Under Helaine’s instruction, Francine stared at herself in the mirror. She was dressed in puce, of all colors, a washed-out, dull brown. Flounce after flounce covered her, adding to her size and making her look like a fat lump of mashed potatoes and gravy. At least her hair didn’t lie in a flat, greasy pile. The girl was clean and her brown hair was quite lovely. Except that it was pulled ruthlessly back from her face as if someone—her mother most likely—wished to pull the skin back from her nose as tightly as possible. It didn’t work, of course, but created a perpetually pulled expression and most likely gave the girl a terrible headache by day’s end.
As requested, Francine looked at herself in the mirror. She turned slowly around, her eyes filling with tears of misery. And in the end, she didn’t even finish her perusal, but sat down in a defeated lump. She didn’t even have the strength to argue but just sat there, her eyes darting this way and that, as she no doubt looked for another crumpet.
“There now, you have looked. I shall not ask you what you saw because I can see it in your face how miserable you feel right now. Ah, here is Wendy.”
And there was Wendy, covering up the mirror with quick jerks of her arm. As the muslin settled over the reflection, everyone—Helaine included—sighed in relief. The girl in that mirror was the picture of dejection.
“Now, please, Francine, if you would but stand up, we shall help you into your new gown. You shall see what I see when I look at you.”
Francine didn’t argue. She obviously hadn’t the strength, but hope did sparkle a bit in her eyes. Just a tiny fla
sh, but one that shot to Helaine’s soul. The girl wasn’t lost yet.
“First off, let us change your hair.” Francine didn’t have the time to argue as Helaine plucked pins out of her hair. Before long a tumble of loose, lovely curls fell down and Francine was sighing in relief.
“Those hurt, don’t they?”
“Terribly. But Mama says—”
“For the moment, Francine, I have no desire to know what your mother says. She may be the best of all mothers, but she does not know how to dress you.”
At that, Francine gaped at her. It was perhaps the first time that anyone had contradicted her mother, who was, in Helaine’s opinion, a narrow-minded tyrant. It wasn’t that the woman was cruel. She did love her daughter. But as happened with some mothers, the woman could only see the flaws, not the beauty, in her offspring. That was why Helaine had specifically conspired to see poor Francine alone, at a time when her mother was busy with her son’s tutor.
“Today, dear Francine, is about you.
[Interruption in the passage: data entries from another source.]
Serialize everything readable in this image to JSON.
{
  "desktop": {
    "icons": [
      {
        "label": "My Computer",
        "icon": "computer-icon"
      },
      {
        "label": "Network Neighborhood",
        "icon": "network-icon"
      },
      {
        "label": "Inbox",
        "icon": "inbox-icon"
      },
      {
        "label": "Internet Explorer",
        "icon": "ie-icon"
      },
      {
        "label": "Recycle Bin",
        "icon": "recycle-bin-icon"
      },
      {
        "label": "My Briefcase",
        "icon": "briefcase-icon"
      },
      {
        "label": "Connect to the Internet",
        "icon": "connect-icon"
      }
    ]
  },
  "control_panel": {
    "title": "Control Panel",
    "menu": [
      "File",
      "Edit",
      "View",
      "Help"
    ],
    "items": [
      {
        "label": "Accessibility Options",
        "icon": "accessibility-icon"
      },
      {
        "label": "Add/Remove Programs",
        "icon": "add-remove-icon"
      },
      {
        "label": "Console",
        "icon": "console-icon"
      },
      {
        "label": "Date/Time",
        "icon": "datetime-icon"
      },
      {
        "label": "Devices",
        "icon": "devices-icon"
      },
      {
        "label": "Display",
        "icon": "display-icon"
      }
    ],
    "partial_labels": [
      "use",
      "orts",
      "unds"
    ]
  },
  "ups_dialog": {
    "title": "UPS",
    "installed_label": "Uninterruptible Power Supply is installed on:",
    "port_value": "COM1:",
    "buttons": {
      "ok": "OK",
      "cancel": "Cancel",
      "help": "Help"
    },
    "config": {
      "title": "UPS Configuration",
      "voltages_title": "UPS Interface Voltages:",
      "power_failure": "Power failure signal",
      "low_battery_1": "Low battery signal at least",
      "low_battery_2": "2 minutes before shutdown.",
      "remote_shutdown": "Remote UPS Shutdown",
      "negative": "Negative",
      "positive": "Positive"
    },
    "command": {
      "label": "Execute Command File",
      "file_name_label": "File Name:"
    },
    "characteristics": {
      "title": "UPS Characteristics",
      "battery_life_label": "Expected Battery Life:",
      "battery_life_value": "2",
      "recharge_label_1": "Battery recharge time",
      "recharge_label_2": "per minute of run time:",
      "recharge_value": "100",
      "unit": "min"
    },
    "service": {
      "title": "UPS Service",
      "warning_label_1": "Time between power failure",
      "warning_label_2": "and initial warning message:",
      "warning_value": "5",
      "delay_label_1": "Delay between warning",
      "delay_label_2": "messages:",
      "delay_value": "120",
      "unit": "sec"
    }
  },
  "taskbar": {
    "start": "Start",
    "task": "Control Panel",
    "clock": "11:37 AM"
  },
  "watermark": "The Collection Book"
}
And what will look best on you despite what your mother says.”
The girl had no response except to nod. She was obviously still in shock that someone would speak ill of her mama.
“Next, you absolutely must remove those terrible boots. You should try on this pair of silk slippers, I think.” She held up a dainty pair dyed the palest of pinks.
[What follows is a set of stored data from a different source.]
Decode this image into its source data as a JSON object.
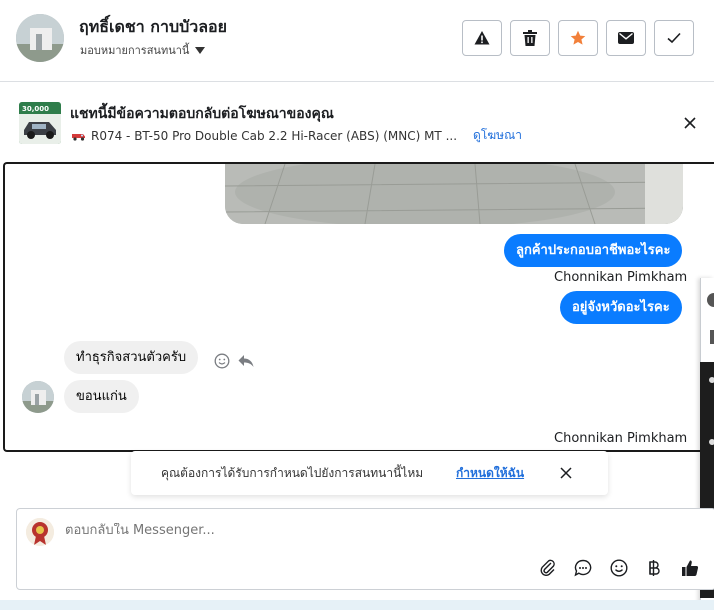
{
  "header": {
    "contact_name": "ฤทธิ์เดชา กาบบัวลอย",
    "assign_label": "มอบหมายการสนทนานี้",
    "buttons": [
      "report",
      "delete",
      "star",
      "mark-unread",
      "done"
    ]
  },
  "ad_banner": {
    "title": "แชทนี้มีข้อความตอบกลับต่อโฆษณาของคุณ",
    "product": "R074 - BT-50 Pro Double Cab 2.2 Hi-Racer (ABS) (MNC) MT ...",
    "view_ad_label": "ดูโฆษณา",
    "thumb_price": "30,000"
  },
  "messages": [
    {
      "direction": "out",
      "text": "ลูกค้าประกอบอาชีพอะไรคะ"
    },
    {
      "direction": "meta",
      "text": "Chonnikan Pimkham"
    },
    {
      "direction": "out",
      "text": "อยู่จังหวัดอะไรคะ"
    },
    {
      "direction": "in",
      "text": "ทำธุรกิจสวนตัวครับ"
    },
    {
      "direction": "in",
      "text": "ขอนแก่น"
    },
    {
      "direction": "meta",
      "text": "Chonnikan Pimkham"
    }
  ],
  "suggestion": {
    "text": "คุณต้องการได้รับการกำหนดไปยังการสนทนานี้ไหม",
    "action_label": "กำหนดให้ฉัน"
  },
  "composer": {
    "placeholder": "ตอบกลับใน Messenger...",
    "icons": [
      "paperclip-icon",
      "chat-bubble-icon",
      "emoji-icon",
      "baht-icon",
      "thumbs-up-icon"
    ]
  },
  "colors": {
    "accent": "#0a7cff",
    "link": "#216fdb",
    "star": "#f2803a",
    "incoming_bubble": "#f0f0f0"
  }
}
The girl looked down at her thick half boots, designed more for a man who worked in a pigpen than for a girl. “But Mama said—” She stopped when Helaine raised her eyebrows. “Slippers wear so easily,” she finally managed.
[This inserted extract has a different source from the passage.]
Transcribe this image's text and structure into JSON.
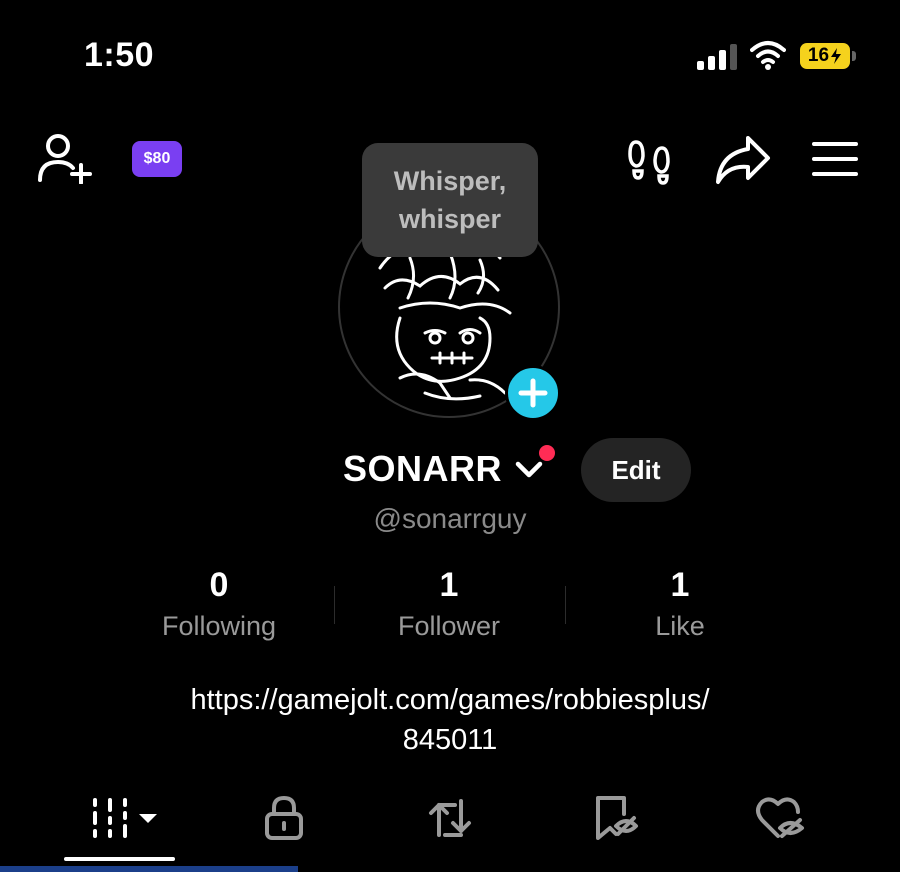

“And if you were to be traipsing about London, then you should wear those, I suppose. But we are dressing you for a London party, my dear. Come, come. Mr. Shoemaker makes the most divine slippers. If you like them, then we shall bring his daughter Penny in to show you what can be done for your feet.”
Helaine didn’t mention that Mr. Shoemaker had not made these particular slippers. That shoe shop was too pricey by half for demonstration slippers. But if Francine wanted to change her footwear, she could afford the best. Meanwhile, Francine did as she was bidden, pulling off her boots with a grimace. Truly, those boots could not have been made for her. They were much too huge.